In 2022, nothing is aligned within a theme. Everything is very coarse, abrupt, and unpredictable. Between all the hard work, I almost can’t believe that I managed to reconnect closely with my teenage best friends, and we managed to update the friendship into a new contemporary context. I mean, the dynamic persists though we talk about almost entirely different topics. This year, we managed to embark on a few other dream adventures from when we were younger. We had our very first staycation on a high floor of a skyscraper hotel, had dinner in an exotic Yunnanese restaurant, went to a piano concert, and were all dressed up in public. These few fancy milestones however did not turn us into a bunch of strangers who just reconnect to spend money instead of spending time together. Among those fancy day outs, what I enjoyed the most are still the mad conversations. And our dates don’t always have to be fancy, not even sitting around in a circle at a café. We have a few other meetings at my home, cooking together, having sleepovers in the living room, doing silly stuff like karaoke, silly gift exchange, goofy games, and putting on a Netflix movie to be roasted instead of quietly enjoyed. We grew. The teenage club that used to dream about the future has become the harshest critics of adult life. Sometimes we do nothing than cry over our unfavorable fates, but that’s nice. Doing this stuff with these people is nice. I hope this relationship recontextualization stays for decades to come.

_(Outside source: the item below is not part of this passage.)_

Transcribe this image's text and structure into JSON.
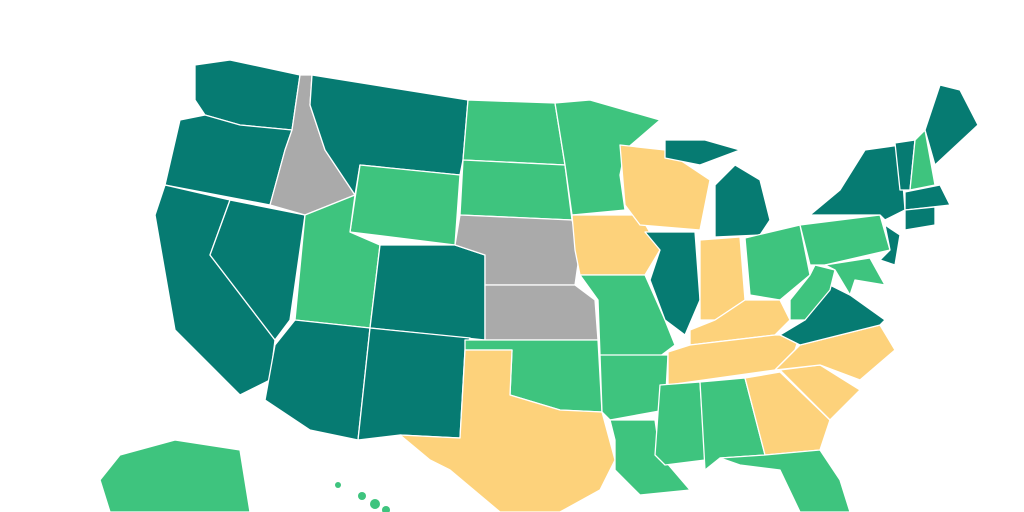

All in all, my strong suit is perhaps still my creativity, more than my perseverance or wit that I thought were here too. The failed attempts were like washing away my confidence to take the last two. But answering the mega question “who am I” by taking into consideration that I am a multi-dimensional person enables many other colors to enliven my story. As an aspiring professional researcher, I do fail, but I am so much more than that. I am the dreamy version of my past, my parent’s stone-headed firstborn, the mother of my cat children, my sister’s roommate, my professors’ pupil, and a friend of my friend. I am also, after all, a lover and true believer of myself. I don’t know about you, but after seeing this multitude of personalities in me, it is easier to wake up and get up to the mirror every morning being grateful that I was destined to be this person. This story of life is one of a kind for it is crafted this way out of my history. It is braided out of my past prayers.